Plaintiff produced two witnesses who were engaged in the operation of pumping the well, one Ward and his wife. Except to say that the well was producing about 7 barrels of oil a day, but sometimes, when the operation was stopped for three or four days, that it would flow something like 10 barrels, the testimony of these witnesses was purely opinion. They were under the impression that if the well had been swabbed, or if new cups had been put in, it would have produced more oil; but they are entirely indefinite as to how much additional oil would have been produced, had this been done. On the other hand, there was testimony from several witnesses of experience to the effect that swabbing would have been dangerous to this well, and might have resulted in the collapse of the casing; that it was not necessary to renew the cups, because of the quality of oil produced; and that the method of pumping employed was calculated to produce the greatest quantity of oil, probably more than had swabbing been resorted to.
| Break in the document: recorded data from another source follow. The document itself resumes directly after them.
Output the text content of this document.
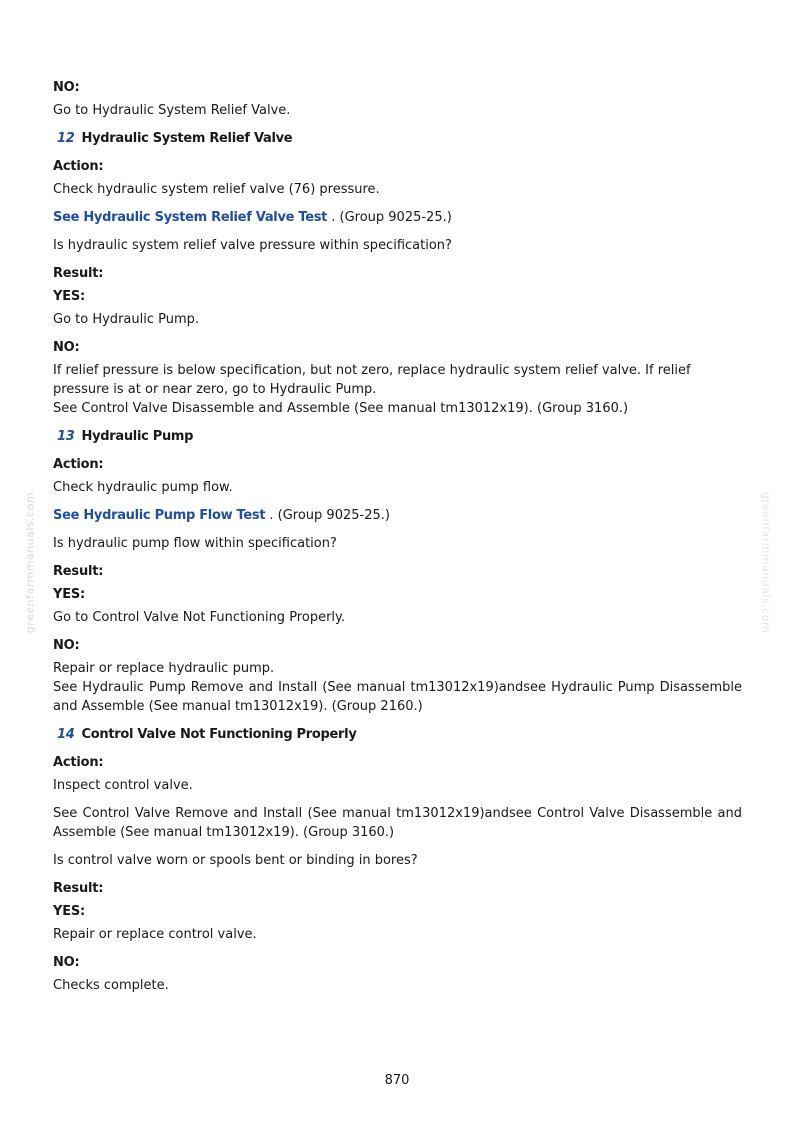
greenfarmmanuals.com	greenfarmmanuals.com

NO:

Go to Hydraulic System Relief Valve.

12 Hydraulic System Relief Valve

Action:

Check hydraulic system relief valve (76) pressure.

See Hydraulic System Relief Valve Test . (Group 9025-25.)

Is hydraulic system relief valve pressure within specification?

Result:

YES:

Go to Hydraulic Pump.

NO:

If relief pressure is below specification, but not zero, replace hydraulic system relief valve. If relief pressure is at or near zero, go to Hydraulic Pump.

See Control Valve Disassemble and Assemble (See manual tm13012x19). (Group 3160.)

13 Hydraulic Pump

Action:

Check hydraulic pump flow.

See Hydraulic Pump Flow Test . (Group 9025-25.)

Is hydraulic pump flow within specification?

Result:

YES:

Go to Control Valve Not Functioning Properly.

NO:

Repair or replace hydraulic pump.

See Hydraulic Pump Remove and Install (See manual tm13012x19)andsee Hydraulic Pump Disassemble and Assemble (See manual tm13012x19). (Group 2160.)

14 Control Valve Not Functioning Properly

Action:

Inspect control valve.

See Control Valve Remove and Install (See manual tm13012x19)andsee Control Valve Disassemble and Assemble (See manual tm13012x19). (Group 3160.)

Is control valve worn or spools bent or binding in bores?

Result:

YES:

Repair or replace control valve.

NO:

Checks complete.

870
On this testimony, it may be considered conclusively proven that defendant was not guilty of negligence in the method of operating the well, and that no more oil could have been produced from it by any standard method.

With regard to the duty of the District Court to direct a verdict for defendant in this case, it is well settled that the rule is this: Whenever it is clear that, if the jury should render a verdict for one party, the judge would be obliged to grant a new trial, in the exercise of sound discretion, it is his duty to direct a verdict for the other party. We think that, on the evidence in this case, a verdict should have been directed for defendant. Because of the error of the District Court in that respect, it follows that the judgment appealed from must be reversed, and the case remanded for a new trial.

Reversed.

NOTES

[*] Certiorari denied 46 S. Ct. 638, 70 L. Ed. ___.